岡山に行ってきました。日帰りで!岡山市には中学校区ごとに公民館があって多彩な事業をおこなっています。それをぜひ学びたいと思ったのです。

川崎では、社会教育法に基づく施設は「市民館」と呼んでいますが、各区に1ヵ所しかありません。分館を持っている区もありますが、多摩区にはなく、人口21万の多摩区にたった1ヶ所しか社会教育施設の拠点がありません。岡山市は人口は70万人で、公民館が37ヶ所もあります。

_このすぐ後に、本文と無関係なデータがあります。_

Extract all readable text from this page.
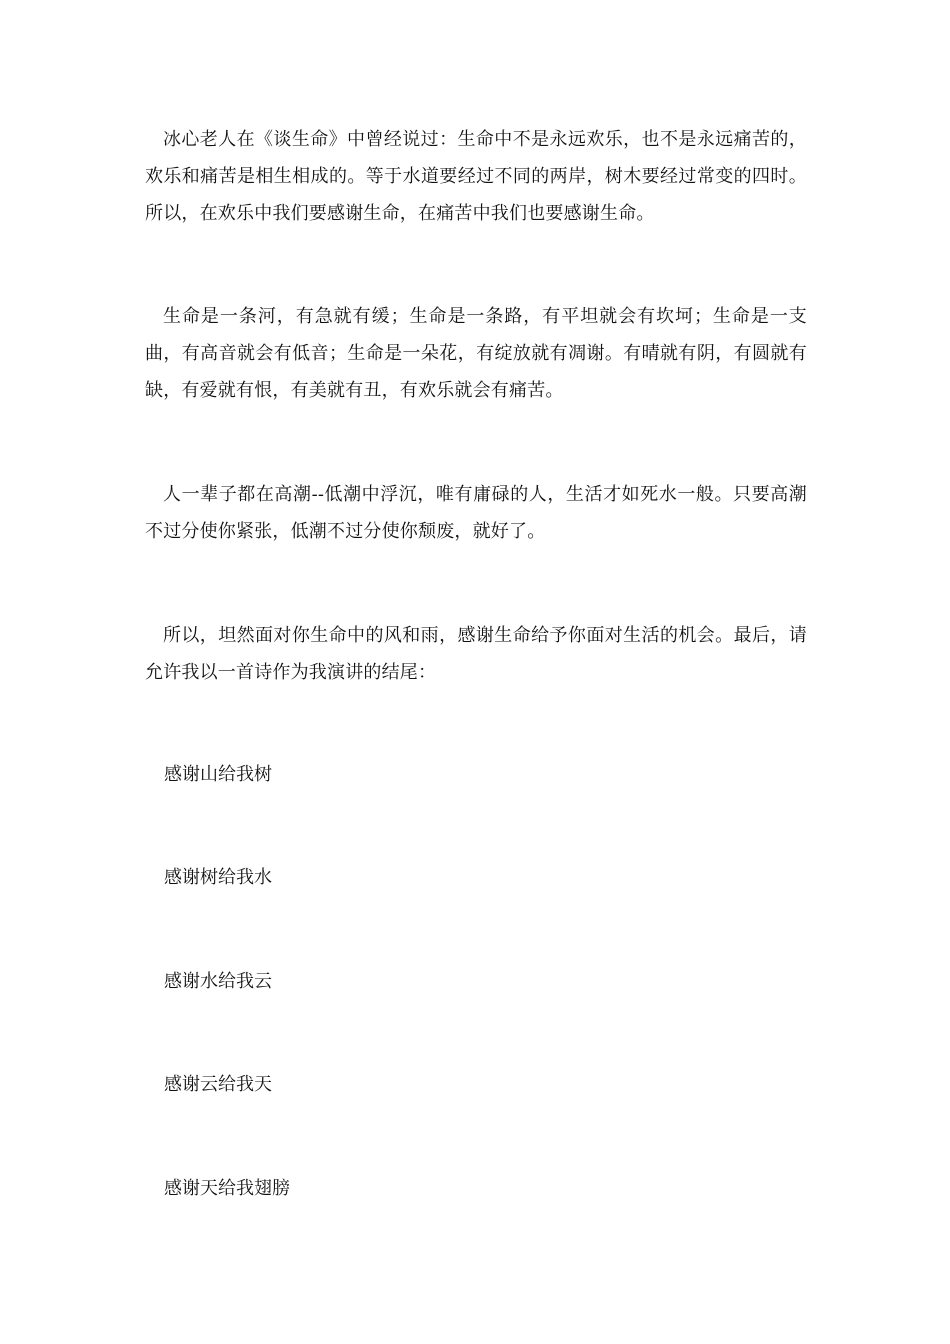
冰心老人在《谈生命》中曾经说过：生命中不是永远欢乐，也不是永远痛苦的，欢乐和痛苦是相生相成的。等于水道要经过不同的两岸，树木要经过常变的四时。所以，在欢乐中我们要感谢生命，在痛苦中我们也要感谢生命。

生命是一条河，有急就有缓；生命是一条路，有平坦就会有坎坷；生命是一支曲，有高音就会有低音；生命是一朵花，有绽放就有凋谢。有晴就有阴，有圆就有缺，有爱就有恨，有美就有丑，有欢乐就会有痛苦。

人一辈子都在高潮--低潮中浮沉，唯有庸碌的人，生活才如死水一般。只要高潮不过分使你紧张，低潮不过分使你颓废，就好了。

所以，坦然面对你生命中的风和雨，感谢生命给予你面对生活的机会。最后，请允许我以一首诗作为我演讲的结尾：

感谢山给我树

感谢树给我水

感谢水给我云

感谢云给我天

感谢天给我翅膀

そのひとつひとつが、「市民の生涯の学びの館」として活動していますが、そのなかでも地域と密着した多彩な活動にとりくんでいる、高島公民館を視察しました。

10年に及ぶ労働組合の取り組みが実を結んで、専門の正規職員として社会指導主事が配置されています。高島公民館の吉田さんは、「社会教育法なんて見たこともなかった」という臨時職員の時代に学習を通じてその重要性をつかみ、自ら試験を受けて公民館の職員になります。「教育は学校だけは終わらない。社会人になっても、地域の中でも学ぶ機会をつくるのが公民館」と、地域の中にある資源を活用して自然と親しむ講座や、高齢者が地域に出てこられる機会をつくるための寄席などを公民館主催でおこないます。そうした主催講座が実に多彩です。そのうえに、地域の人たちがクラブ活動を登録し、平屋の小さな公民館に1年間に五万人も訪れるというのです。

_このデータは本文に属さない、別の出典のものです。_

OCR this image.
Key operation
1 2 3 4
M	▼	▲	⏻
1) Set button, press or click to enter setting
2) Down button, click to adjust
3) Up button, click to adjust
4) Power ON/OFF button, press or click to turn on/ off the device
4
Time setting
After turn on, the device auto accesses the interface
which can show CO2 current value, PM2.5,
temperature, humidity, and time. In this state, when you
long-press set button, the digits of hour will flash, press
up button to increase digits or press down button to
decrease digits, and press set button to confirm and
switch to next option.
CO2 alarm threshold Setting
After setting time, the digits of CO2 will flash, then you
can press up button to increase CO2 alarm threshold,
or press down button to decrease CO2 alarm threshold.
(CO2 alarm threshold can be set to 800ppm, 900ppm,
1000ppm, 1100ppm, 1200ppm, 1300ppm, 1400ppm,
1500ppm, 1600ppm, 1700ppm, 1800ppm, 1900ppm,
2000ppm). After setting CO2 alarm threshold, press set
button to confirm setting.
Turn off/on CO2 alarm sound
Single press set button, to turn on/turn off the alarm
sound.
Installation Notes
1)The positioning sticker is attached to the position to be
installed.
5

ひるがえって多摩区では…。21万人の中に市民館が1つだけ。職員も減らされて、主催講座がどんどん減っています。かつて生田地区に分館を作る予定でしたが、市長が財政難を理由に白紙にしてしまいました。生田地区に住んでいる人は5万人を超えます。5万の都市で公民館がないところなんてありません。子供たちから高齢者まで、「公民館に行けば興味あることをたくさんやっている。いってみよう。見てみよう」という知的好奇心や社会的な要求をかなえられる岡山と何と違うことでしょう。

その岡山にも、公民館を教育委員会から引き離すという攻撃がされていました。川崎でも市民館の管理をするという名目で区役所の管轄下にしようとしています。会議室を貸すだけならだれでもできますが、市民館の役割はそれだけでなく、市民の教育権の保証です。それをするのが教育委員会のはず。川崎でもそういう攻撃を跳ね返さなければ、と思いました。